Most compound microscopes can magnify by 10, 20, 40, or 100 times, though professional ones can
magnify by 1000 times or more. For greater magnification than this, scientists generally use
electron microscopes.
So what does a microscope actually do? Imagine a fly sitting on the table in front of you. The big, fat, compound eye on the front of its head is just a few millimeters across, but it's made up of around
6000 tiny segments, each one a tiny, functioning eye in miniature. To
see a fly's eye in detail, our own eyes would need to be able to process
details that are millimeters divided into thousands—millionths of a
meter (or microns, as they're usually called). Your eyes may be good,
but they're not that good. To study a fly's eye really well, you'd
need it to be maybe 10-100 cm (4-40 in) across: the sort of size
it would be in a nice big photo. That's the job a
microscope does. Using very precisely made glass lenses, it takes the
minutely separated light rays coming from something tiny (like a fly's eye) and spreads
them apart so they appear to be coming
from a much bigger object.
Photo: Most microscopes have several different objective lenses that turn around on a thumb-wheel to give different levels of magnification. Going from right to left, the lenses you can see here magnify by twenty times (20x), forty times (40x), and a hundred times (100x). Photo by Stephen Ausmus courtesy of
US Department of Agriculture: Agricultural Research Service (USDA-ARS).
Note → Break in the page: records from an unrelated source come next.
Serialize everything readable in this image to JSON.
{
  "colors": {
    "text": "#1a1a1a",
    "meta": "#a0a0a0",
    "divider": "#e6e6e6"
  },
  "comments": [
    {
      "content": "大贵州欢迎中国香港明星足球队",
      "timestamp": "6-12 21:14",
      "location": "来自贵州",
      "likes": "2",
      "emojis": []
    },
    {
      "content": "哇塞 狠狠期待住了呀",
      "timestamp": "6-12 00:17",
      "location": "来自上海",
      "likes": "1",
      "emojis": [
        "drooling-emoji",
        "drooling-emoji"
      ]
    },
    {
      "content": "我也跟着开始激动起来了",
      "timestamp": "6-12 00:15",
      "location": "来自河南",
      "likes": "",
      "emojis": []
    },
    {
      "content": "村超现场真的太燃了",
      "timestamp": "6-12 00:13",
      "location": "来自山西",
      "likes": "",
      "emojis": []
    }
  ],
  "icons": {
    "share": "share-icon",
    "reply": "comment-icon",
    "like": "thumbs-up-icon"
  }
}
What are electron microscopes?

Even the best microscopes have their limits: they can't magnify
more than a few thousand times. Why? One way of understanding light is
to say that it's made up of energetic particles called photons,
effectively about 200 times thinner than a human hair. But what if we
want to look at things smaller than this? In that case, we can't use
light: we have to use smaller particles instead—namely electrons,
the tiny negatively charged particles that whizz around inside
atoms. Microscopes that work in this way are called
electron microscopes.
Photo: Ordinary microscopes are "powered" by light. When light shines on the specimen at the bottom, it travels straight through or reflects off the surface, passing up through the lenses into the eyepiece. Microscopes that use light are called optical microscopes to distinguish them from electron microscopes. Photo by Peggy Greb courtesy of
US Department of Agriculture: Agricultural Research Service (USDA-ARS).